CK Tile Example Suite
This directory contains a comprehensive suite of examples demonstrating the CK Tile programming model for high-performance GPU kernels. Each example illustrates a key deep learning or HPC operation, implemented using tile-based parallelism, modular pipelines, and data movement policy.
What is CK Tile?
CK Tile is a composable GPU programming API that expresses kernels as a composition of "tiles"—rectangular blocks of computation and data movement.

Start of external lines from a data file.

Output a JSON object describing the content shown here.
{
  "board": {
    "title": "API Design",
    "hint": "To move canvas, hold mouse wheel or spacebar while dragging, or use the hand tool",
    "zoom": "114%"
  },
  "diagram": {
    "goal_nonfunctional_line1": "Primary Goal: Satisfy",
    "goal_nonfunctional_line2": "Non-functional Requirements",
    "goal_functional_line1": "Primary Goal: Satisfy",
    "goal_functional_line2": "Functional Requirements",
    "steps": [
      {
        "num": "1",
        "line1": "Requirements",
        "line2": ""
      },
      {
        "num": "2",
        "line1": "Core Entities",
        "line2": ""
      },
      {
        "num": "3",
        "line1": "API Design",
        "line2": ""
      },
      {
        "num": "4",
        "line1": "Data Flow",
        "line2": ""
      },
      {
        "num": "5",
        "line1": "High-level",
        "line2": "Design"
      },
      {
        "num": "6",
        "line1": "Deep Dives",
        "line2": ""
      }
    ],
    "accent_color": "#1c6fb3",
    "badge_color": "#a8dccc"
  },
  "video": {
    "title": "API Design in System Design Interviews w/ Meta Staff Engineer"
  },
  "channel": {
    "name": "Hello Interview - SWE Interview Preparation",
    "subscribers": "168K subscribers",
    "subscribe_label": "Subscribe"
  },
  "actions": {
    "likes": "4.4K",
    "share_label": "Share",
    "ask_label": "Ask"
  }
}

The pipeline & policy orchestrates data movement (global <-> LDS <-> registers), computation, and synchronization, enabling high efficiency and flexibility.
Example Index
| Example | Operation | Description |
|---|---|---|
| 01_fmha | Fused Multi-Head Attention | Tile-based FMHA with masking, quantization, and epilogue fusion |
| 02_layernorm2d | LayerNorm2D | Blockwise layer normalization with fusion and quantization |
| 03_gemm | GEMM | Matrix multiplication with tilewise parallelism |
| 04_img2col | im2col | Image-to-column transformation for GEMM-based convolution |
| 05_reduce | Reduction | Tilewise sum, max, mean reductions |
| 06_permute | Permute | Generic tensor permutation (up to rank-8) |
| 09_topk_softmax | TopK-Softmax | Rowwise softmax and top-k selection for MoE gating |
| 10_rmsnorm2d | RMSNorm2D | Root mean square normalization for LLMs |
| 11_add_rmsnorm2d_rdquant | Add + RMSNorm2D + RDQuant | Fused add, RMSNorm, and rowwise dynamic quantization |
| 12_smoothquant | SmoothQuant | Per-channel scaling and quantization for int8 inference |
| 13_moe_sorting | MoE Sorting | Token-to-expert rearrangement for MoE dispatch |
| 14_moe_smoothquant | MoE-SmoothQuant | Expert-dependent quantization fused with top-k selection |
| 15_fused_moe | Fused MoE | End-to-end fused MoE block: sorting, group-GEMM, activation, weighting |
| 16_batched_gemm | Batched GEMM | Parallel computation of multiple GEMMs |
| 17_grouped_gemm | Grouped GEMM | Multiple independent GEMMs with different shapes |
| 18_flatmm | FLATMM | Flattened matrix multiplication for packed layouts |
| 19_gemm_multi_d | Multi-D GEMM | GEMM with multiple side inputs (bias, residual, etc.) |
| 35_batched_transpose | Batched Transpose | NCHW <-> NHWC and other layout conversions |
| 36_copy | Copy | Minimal example for tile-based memory movement |
| 37_transpose | Block Transpose | High-performance tiled transpose for large tensors |
Technical Highlights
- Tile Distribution: See
include/ck_tile/tile_program/tile_distribution/for mapping tiles to thread blocks. - Block Tile Pipelines: See
include/ck_tile/tile_program/block_tile_pipeline/for memory/computation pipelines. - Policies and Utilities: Many examples use custom policies for tile/block size and memory access.
How to Build & Run
mkdir build && cd build
sh ../script/cmake-ck-dev.sh ../ <arch>
make -j
Each example produces its own executable in build/bin/.
Learning and Extending
- Start Simple: Try 03_gemm or 36_copy to learn tile basics.
- Explore Fusion: See 11_add_rmsnorm2d_rdquant, 15_fused_moe, or 14_moe_smoothquant for advanced fusion.
- Experiment: Modify tile sizes, layouts, or pipelines to explore performance and flexibility.